5.2.1. CSV file reader

<< Click to Display Table of Contents >>

Navigation:  5. Detailed description of the Actions > 5.2. Input Actions >

5.2.1. CSV file reader

 

Icon: ANATEL~2_img129

 
Function: readCSV
 

Property window:

 

ANATEL~2_img130

ANATEL~2_img128

 

Short description:

 

Reads a Text/CSV file.

 

Long Description:

 

See section 5.1.1 to have more information on how to specify the filename of the Text/CSV file (i.e. you can use relative path, wildcards, and Javascript to specify your filename).

 

When reading a Text/CSV file, the first operation that Anatella does is to decode the characters contained inside your Text/CSV file to obtain Unicode characters. Anatella supports many different character encodings. To decode characters, Anatella uses the most extensive library about character encodings currently available (i.e. it uses the “iconv” library).

 

ANATEL~2_img8

The supported character encodings are (this is a non-limitative list):

UTF16, UTF16LE, UTF16BE, UTF8, CP1252, CP819 (aka ISO-8859-1 or LATIN1), SHIFT-JIS, BIG5, GBK, CP1251 (Cyrillic), JAVA, etc.

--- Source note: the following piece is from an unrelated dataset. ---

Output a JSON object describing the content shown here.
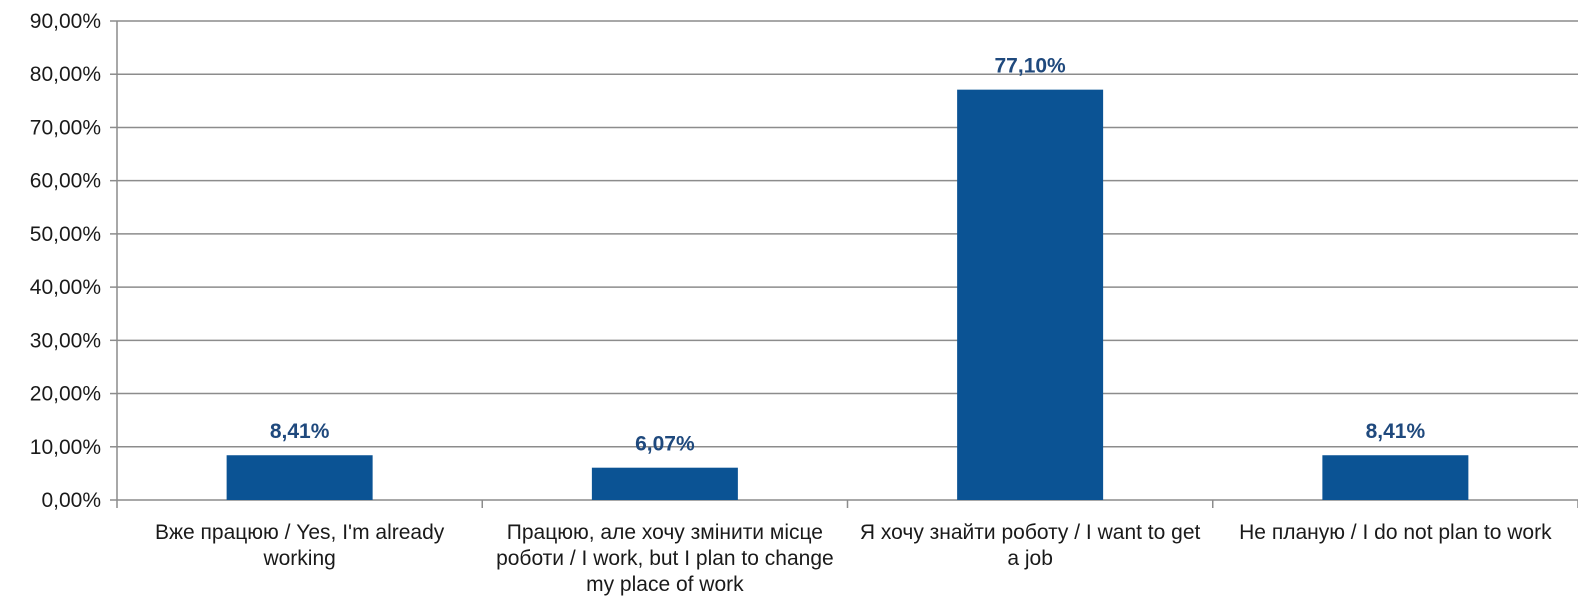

Anatella currently supports nearly all known encodings (even the most exotic ones found inside very old servers).

 

If the Text/CSV file contains a BOM (Byte-Order-Mark), then Anatella will always use the character encoding that is specified inside the BOM (this takes precedence over any other user’s settings, including the “Auto” character encoding setting).

 

When the “Auto” character encoding is selected (i.e. this is the default choice), Anatella uses the “Local” character encoding that is defined inside the MSWindows operating system. Under MSWindows, the local/currently active “Character Encoding” is named the “Code Page” (the “Code page” is a common synonym for “Character Encoding”): More information about this subject here:

http://en.wikipedia.org/wiki/Windows_code_page

 

To change the active “Code Page” under MSWindows: Open the “Region and Language” settings inside the “Control Panel”, go to the “Administrative” panel and click on the “Change system locale” button: Here is a screenshot:

 

ANATEL~2_img132

 

 

In opposition to many other ETL tools, all the strings inside Anatella are handled in “true” UTF-16 format. This “true” UTF-16 support guarantees you complete conformance to the universal standard in string manipulations routines (for case insensitive sort, for example).

 

If the extension of the Text/CSV file is RAR, ZIP, GZ or LZO then Anatella will transparently decompress the file in memory. Anatella chooses the (de)compression technique to use based on the filename extension. When Anatella uses compressed file formats, it does NOT decompress the files on the Hard Drive: Anatella decompresses the data “on-the-fly” in central core RAM memory, thus reducing:
 

the load on the hard drive 

the hard-drive consumption required to do the analysis. 

 

Usually, for classical “real world” databases, the compression/ratio of CSV file is around 90-95%. For example, the “classical Census-Income database” is originally 100MB and after compression (using WinRar) it’s only 4MB.

 

The ability to natively read compressed files is important when you are working on a distributed file system, with a central network drive shared by all the Anatella users. For example, when Anatella reads the “classical Census-Income database”, there will be only 4MB of data that goes “through the network cables”, instead of 100MB for another ETL that is not able to work on compressed files. Thus, Anatella is the only ETL tool that reduces substantially the load on your computer network.

 

Using a central repository on one shared drive is a good idea to prevent duplication of the data (to have only one version of the “truth”). You should avoid data-duplication because, if the same (supposedly) data is present on different location, there will always be a moment where all the different duplicated copies will be “out of synchronization” (i.e. different). If several analysts are working on different “out of synch.” Data (i.e. different version of the “truth”), then they might arrive to different opposing conclusions, giving you (in the worst case) contradictory advices about your business. 

 

To summarize:
 

1.Anatella is one of the few ETL that *fully* supports standard Unicode characters.

2.Keeping only one central data repository ensures consistency between the different analyzes made by your team.

3.The unique compression technology of Anatella allows you to substantially reduce the load on your computer network and thus, to easily work with one central data repository.